Who Is Responsible for Child Abuse?

I was recently told by one of my younger siblings that he/she did not want a relationship:

"especially for those who know what you have

allowed and turned your back on in this lifetime."

What does that mean? It is coded for the fact that this sibling blames me since I was several years older for going to college, getting married and not stopping the abuse in my childhood home or rescuing the children still left at home.



What this person as a younger sibling doesn't know is all the abuse the older siblings lived through and all we did to stop the abuse.

I cannot write at this moment all of the things I did do; it would take several chapters of a book; nor can I at this moment explain things that my fellow older siblings did to try to stop the abuse and to help the younger siblings. Yet even if this younger sibling knows many of the things, it is still not enough in his/her eyes.

But here are a few truths:

Parents are the adults, responsible for their children. If one parent is abusing the children, the other parent should LEAVE and do EVERYTHING they can to PROTECT themselves and their CHILDREN.

Siblings are children and, therefore, not responsible for other siblings.

Siblings that grow up in abuse are each marred by the experience and when they do become adults they are not full functioning adults. They can barely take care of themselves and certainly are not capable of parenting other younger siblings, though they have done that a lot of their life.

Other adult relatives, peers of the parents, can have an impact on helping abused children.

Neighbors, teachers and doctors should help children that are being abused.

Caseworkers with social services SHOULD take responsibility for the children in families of abuse reported to them by abused children.

Judges SHOULD act on behalf of children in families that are being abused and not turn a blind eye to abuse when they become aware of it.

Church leadership SHOULD step in and get families protection.

Abused children should not be left in the home of the abuser and this is why the community needs to be actively involved in being protectors of abused children.

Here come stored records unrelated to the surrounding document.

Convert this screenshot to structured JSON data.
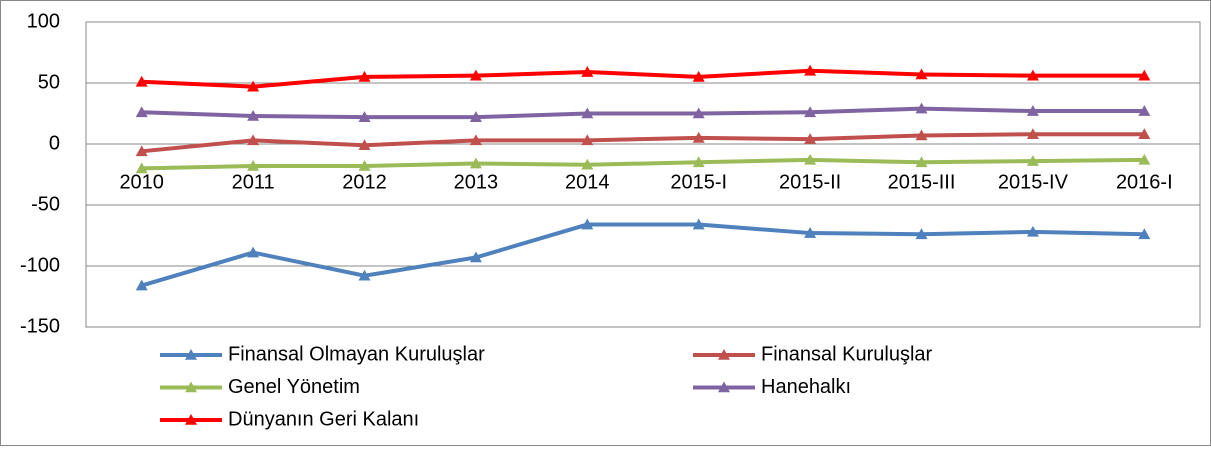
{
  "chart_data": {
    "type": "line",
    "categories": [
      "2010",
      "2011",
      "2012",
      "2013",
      "2014",
      "2015-I",
      "2015-II",
      "2015-III",
      "2015-IV",
      "2016-I"
    ],
    "series": [
      {
        "name": "Finansal Olmayan Kuruluşlar",
        "color": "#4f81bd",
        "values": [
          -116,
          -89,
          -108,
          -93,
          -66,
          -66,
          -73,
          -74,
          -72,
          -74
        ]
      },
      {
        "name": "Finansal Kuruluşlar",
        "color": "#c0504d",
        "values": [
          -6,
          3,
          -1,
          3,
          3,
          5,
          4,
          7,
          8,
          8
        ]
      },
      {
        "name": "Genel Yönetim",
        "color": "#9bbb59",
        "values": [
          -20,
          -18,
          -18,
          -16,
          -17,
          -15,
          -13,
          -15,
          -14,
          -13
        ]
      },
      {
        "name": "Hanehalkı",
        "color": "#8064a2",
        "values": [
          26,
          23,
          22,
          22,
          25,
          25,
          26,
          29,
          27,
          27
        ]
      },
      {
        "name": "Dünyanın Geri Kalanı",
        "color": "#ff0000",
        "values": [
          51,
          47,
          55,
          56,
          59,
          55,
          60,
          57,
          56,
          56
        ]
      }
    ],
    "ylim": [
      -150,
      100
    ],
    "yticks": [
      -150,
      -100,
      -50,
      0,
      50,
      100
    ],
    "grid": true,
    "marker": "triangle",
    "legend": "bottom"
  }
}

Children who grow up in abused homes SHOULD do whatever it takes to stop the abuse in their own life when they get married and have a family; they should not abuse others. And this is when siblings need to step in and speak up and help each other. I have done this in my family with my siblings and I continue to do it until this day. While I will not let their drama/trauma destroy my health or the health of my immediate family, I will not condone nor turn a blind eye to abuse.

Parents who know their own children are abusing the grandchildren and their spouse should get involved to stop the abuse. This is tragic but sometimes the social services or police must be called to get involved and they might need to be continually called until the abused get up enough courage to leave and let others help them.

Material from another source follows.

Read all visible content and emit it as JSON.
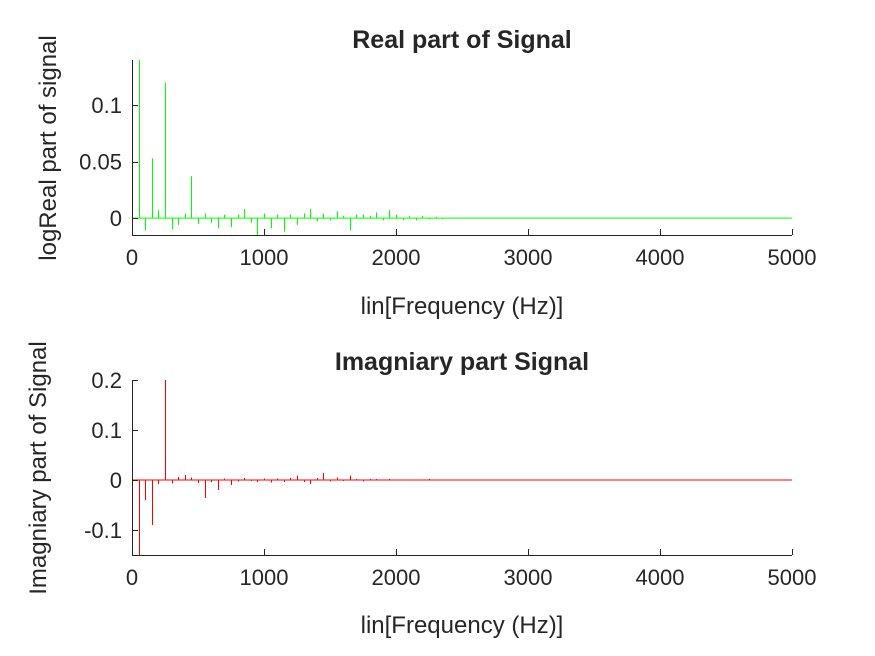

Finally, it is easier to accuse a fellow abused sibling then to face the abuser; this is safer, and to an abused person someone needs to be blamed.



Let me use an analogy to help explain why siblings growing up in an abusive home are not responsible for each other:

A person in a concentration camp or Serbian labor camp does not blame a fellow prisoner for not coming back to rescue them when they were released from the camp. Fellow prisoners understand that each person being abused is marred and barely escapes with their sanity. They rejoice when one is released that they might live and they hope that one day they will also be released. Prisoners hold the prison guards and leaders responsible, not fellow prisoners.


But if you are a adult family member of someone torturing others or an adult in the society but not in the prison camp, you need to do all you can to stop the camps and to rescue the victims.

Does this make sense? It is not enough to say, "It is not my business. I don't want to get involved." Abused people NEED people who are not abused to help them! Not only do they need help to recover after getting out of the abusive situation, but they need people to get involved and help them even if they don't think they want to be helped. No one deserves to live in an abusive home.